If anything, the highlight of the second half turns out to be the chips I finally order when the hubbub inside the bar area finally dies down after half-time. They are, by a considerable distance, the best chips I've ever had inside a football ground. Back in the covered stand again—the drizzle, which tailed off before 3.00, has returned—a dog watches me eat them with sufficient diligent attention to persuade me that if he had opposable thumbs, a notebook and pencil, he’d have been taking notes. The sadness in his eyes is obvious, but these chips are covered in sriarcha mayonnaise and I really don't want to be responsible for the owner having to clear up behind a dog with an explosive rear end in a couple of hours’ time. On this occasion, he has to go without.
It’s not than another hour’s walk is beyond me, but I know that I have a two pound coin in my pocket, and as I walk past the bus stop near the ground which takes you back into Brighton town a bus pulls up, allowing me to save myself both valuable time and precious energy by jumping on it. It’s even passing by the railway station on its way to Hove. I’m on a train back to Worthing by six o’clock. Catastrophism? What catastrophism? My forty-plus year record of never having had a Saturday afternoon ruined by turning up at a game only to find that the weather has got in the way of it being played remains intact.
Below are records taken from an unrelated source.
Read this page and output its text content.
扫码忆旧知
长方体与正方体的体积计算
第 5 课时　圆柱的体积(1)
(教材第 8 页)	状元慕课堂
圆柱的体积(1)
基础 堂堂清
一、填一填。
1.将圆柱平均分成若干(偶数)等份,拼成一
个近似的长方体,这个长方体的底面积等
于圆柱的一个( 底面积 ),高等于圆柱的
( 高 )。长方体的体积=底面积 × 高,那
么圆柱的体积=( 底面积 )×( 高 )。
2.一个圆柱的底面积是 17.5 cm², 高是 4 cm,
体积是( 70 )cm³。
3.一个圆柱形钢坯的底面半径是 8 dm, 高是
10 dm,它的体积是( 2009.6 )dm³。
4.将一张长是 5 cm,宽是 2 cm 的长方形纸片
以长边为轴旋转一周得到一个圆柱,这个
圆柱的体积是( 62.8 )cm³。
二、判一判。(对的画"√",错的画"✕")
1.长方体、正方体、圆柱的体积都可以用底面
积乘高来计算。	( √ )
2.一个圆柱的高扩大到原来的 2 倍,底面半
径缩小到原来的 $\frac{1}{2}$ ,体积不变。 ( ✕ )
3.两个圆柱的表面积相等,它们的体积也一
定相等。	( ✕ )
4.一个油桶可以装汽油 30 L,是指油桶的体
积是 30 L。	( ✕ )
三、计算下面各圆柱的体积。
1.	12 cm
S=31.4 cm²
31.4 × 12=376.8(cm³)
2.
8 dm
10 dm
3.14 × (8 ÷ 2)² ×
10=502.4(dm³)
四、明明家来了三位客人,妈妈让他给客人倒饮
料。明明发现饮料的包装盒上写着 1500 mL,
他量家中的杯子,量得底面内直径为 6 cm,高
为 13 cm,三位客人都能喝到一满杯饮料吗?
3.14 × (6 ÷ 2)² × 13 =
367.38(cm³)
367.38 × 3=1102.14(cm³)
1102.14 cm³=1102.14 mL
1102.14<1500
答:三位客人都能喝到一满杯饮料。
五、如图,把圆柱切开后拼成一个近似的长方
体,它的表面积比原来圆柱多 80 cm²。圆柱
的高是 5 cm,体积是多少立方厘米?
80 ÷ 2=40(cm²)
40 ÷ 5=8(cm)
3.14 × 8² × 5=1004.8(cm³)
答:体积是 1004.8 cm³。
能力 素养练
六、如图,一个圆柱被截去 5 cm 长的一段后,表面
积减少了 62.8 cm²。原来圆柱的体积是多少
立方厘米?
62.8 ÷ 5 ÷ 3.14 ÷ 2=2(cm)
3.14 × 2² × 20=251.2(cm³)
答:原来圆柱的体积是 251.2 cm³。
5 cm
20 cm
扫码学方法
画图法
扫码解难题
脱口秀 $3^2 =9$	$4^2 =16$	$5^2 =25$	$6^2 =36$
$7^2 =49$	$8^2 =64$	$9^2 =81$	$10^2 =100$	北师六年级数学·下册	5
If Wembley does get into the nostrils as teams progress through this competition, for now that aroma remains distant. Whitehawk are still five rounds from Wembley and even though the teams of the National League haven’t even entered yet there were forty ties being played up and down the country in this round alone. But they’ve picked up £3,750 for getting through—there’s a consolation £1,000 for Lewes— and while singing, “Que sera sera, whatever will be will be” may still be a tiny bit premature with the biggest guns in the competition still waiting to make their debuts in it, they’re still in with a shout.
Lovely piece, Ian. Especially like the second-half highlight being a sad-eyed canine observing the author as they snarf down the best chips ever.